Arnes has to leave after confessing his feelings to Halla but just as he is one his way, the Bailiff’s men catch up with them. In the desperate struggle that follows, Halla flings her daughter over the cliff, preferring to take her life rather than let her be captured. It’s a horrible moment that reflects how much these lives were lived on the edge: if Halla wasn’t going to be able to protect her child it was kinder in her mind to kill her.

Happiness is transitory and families live happily only as long as they are able: once happiness is removed life is not always possible and it is better to take charge of the process.


Halla and Eyvind escape again to the higher mountains, haunted by their loss but with their devotion intact right to the very last…

It’s not a straightforward slice of happiness but it is a testament to the strength of love: what else is there for people whose slightest misdeed can affect their entire life?

Halla and Eyvind almost at breaking point
Victor Sjöström proves once again that he was one of the strongest actors of the period and well beyond.
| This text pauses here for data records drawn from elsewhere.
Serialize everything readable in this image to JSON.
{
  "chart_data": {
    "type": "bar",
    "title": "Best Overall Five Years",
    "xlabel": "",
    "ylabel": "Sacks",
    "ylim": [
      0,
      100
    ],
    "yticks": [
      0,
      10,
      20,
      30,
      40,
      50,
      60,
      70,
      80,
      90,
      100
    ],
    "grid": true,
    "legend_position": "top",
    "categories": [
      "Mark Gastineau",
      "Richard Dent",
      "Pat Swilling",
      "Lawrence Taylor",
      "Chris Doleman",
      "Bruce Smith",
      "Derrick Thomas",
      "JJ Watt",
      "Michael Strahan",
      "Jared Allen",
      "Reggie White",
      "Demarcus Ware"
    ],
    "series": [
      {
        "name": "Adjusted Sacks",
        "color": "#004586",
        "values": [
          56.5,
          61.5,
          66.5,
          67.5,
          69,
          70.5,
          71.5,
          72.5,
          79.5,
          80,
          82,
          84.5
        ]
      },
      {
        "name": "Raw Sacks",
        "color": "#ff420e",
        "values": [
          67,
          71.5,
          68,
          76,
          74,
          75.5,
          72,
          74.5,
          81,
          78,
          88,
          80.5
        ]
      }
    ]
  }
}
There are some fascinating comments from Ingmar Bergman in the documentary accompanying the film as he reveals how totally his friend and mentor was able to switch into character, even when denied his evening gin and tonic by the tardiness of upstart directors!

Edith Erastoff
Edith Erastoff is a very skilled actress and her scenes, especially at the close are especially compelling: intelligent and subtle. Almost certainly there was more than just acting in evidence as she became pregnant during the filming and went on to become Sjöström’s third wife in 1922. This film is perhaps as much about their relationship as that of their characters: “their only law was their love”.

The Outlaw and His Wife is available on a Kino DVD, the print is decent but could certainly be improved on and I eagerly await a UK screening of the SFI’s fuller-lengthed restoration as recently screened in San Francisco and Italy.


For the original performance a full orchestra performed accompanying music based on themes from Sibelius, here Torbjorn Iwan Lundquist provides a stirring score borrowing the same spirit of epic Scandinavian mountain music.

Also included is Gösta Werner’s 1981 documentary on the director which features lengthy excerpts from his career as actor and director including those insights from Ingmar and a tantalising excerpt from Vem dömer, Sjöström’s lavish period epic about love and religious devotion

Now when are they going to release that one!?